The skepticism surrounding CBDCs is evident in Canada, where a Bank of Canada report indicated that 86% of Canadians oppose the idea, with 92% still preferring cash over a potential digital Canadian dollar. As central banks continue to explore CBDC applications, user confidence remains a key barrier to widespread adoption.
Brazilian authorities have uncovered a massive cryptocurrency money laundering operation worth $9.7 billion, leading to multiple arrests across major cities, including São Paulo, Fortaleza, and Brasília. The investigation, named ‘Operation Niflheim,’ targeted suspects believed to be laundering funds from drug trafficking and smuggling through crypto assets.

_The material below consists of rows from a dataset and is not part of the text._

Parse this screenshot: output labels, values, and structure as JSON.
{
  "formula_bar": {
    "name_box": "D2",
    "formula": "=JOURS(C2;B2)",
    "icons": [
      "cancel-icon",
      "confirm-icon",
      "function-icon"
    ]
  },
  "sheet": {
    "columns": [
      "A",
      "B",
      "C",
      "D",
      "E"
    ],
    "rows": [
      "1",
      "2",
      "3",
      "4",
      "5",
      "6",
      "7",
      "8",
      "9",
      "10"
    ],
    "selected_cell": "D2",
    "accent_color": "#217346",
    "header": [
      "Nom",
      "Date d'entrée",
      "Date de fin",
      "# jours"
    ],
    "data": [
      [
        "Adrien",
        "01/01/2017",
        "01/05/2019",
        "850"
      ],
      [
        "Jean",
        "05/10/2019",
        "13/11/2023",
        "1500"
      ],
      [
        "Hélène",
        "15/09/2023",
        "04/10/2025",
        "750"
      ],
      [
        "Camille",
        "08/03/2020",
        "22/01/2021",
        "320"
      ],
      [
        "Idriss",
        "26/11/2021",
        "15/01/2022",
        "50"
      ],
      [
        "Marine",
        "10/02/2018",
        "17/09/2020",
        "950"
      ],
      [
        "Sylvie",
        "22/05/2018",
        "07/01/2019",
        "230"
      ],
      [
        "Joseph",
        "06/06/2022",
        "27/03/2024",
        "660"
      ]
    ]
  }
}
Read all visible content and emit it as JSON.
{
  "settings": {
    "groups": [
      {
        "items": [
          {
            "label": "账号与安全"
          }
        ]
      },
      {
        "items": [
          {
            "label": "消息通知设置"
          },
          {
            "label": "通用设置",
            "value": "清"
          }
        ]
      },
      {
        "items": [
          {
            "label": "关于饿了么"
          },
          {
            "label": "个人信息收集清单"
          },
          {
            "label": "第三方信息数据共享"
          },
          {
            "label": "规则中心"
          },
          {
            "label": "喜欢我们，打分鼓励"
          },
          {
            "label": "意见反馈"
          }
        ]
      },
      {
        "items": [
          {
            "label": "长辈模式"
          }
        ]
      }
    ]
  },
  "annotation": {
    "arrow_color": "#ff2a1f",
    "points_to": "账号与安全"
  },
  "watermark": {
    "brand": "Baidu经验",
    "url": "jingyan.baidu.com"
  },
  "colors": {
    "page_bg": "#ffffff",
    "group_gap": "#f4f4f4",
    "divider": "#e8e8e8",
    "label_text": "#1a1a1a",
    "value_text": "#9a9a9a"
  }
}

Officials executed 23 search warrants and arrested eight individuals, focusing on a network of companies accused of moving billions using shell firms, tax dodgers, and foreign exchange companies. Investigators discovered that over half of the deposits were linked to individuals with criminal backgrounds, highlighting the extensive use of cryptocurrencies in illegal activities.
The Federal Police have also frozen more than $1.58 billion in bank and crypto exchange accounts as part of the operation. The investigation, ongoing since 2021, underscores the growing role of cryptocurrencies in facilitating financial crimes in Brazil.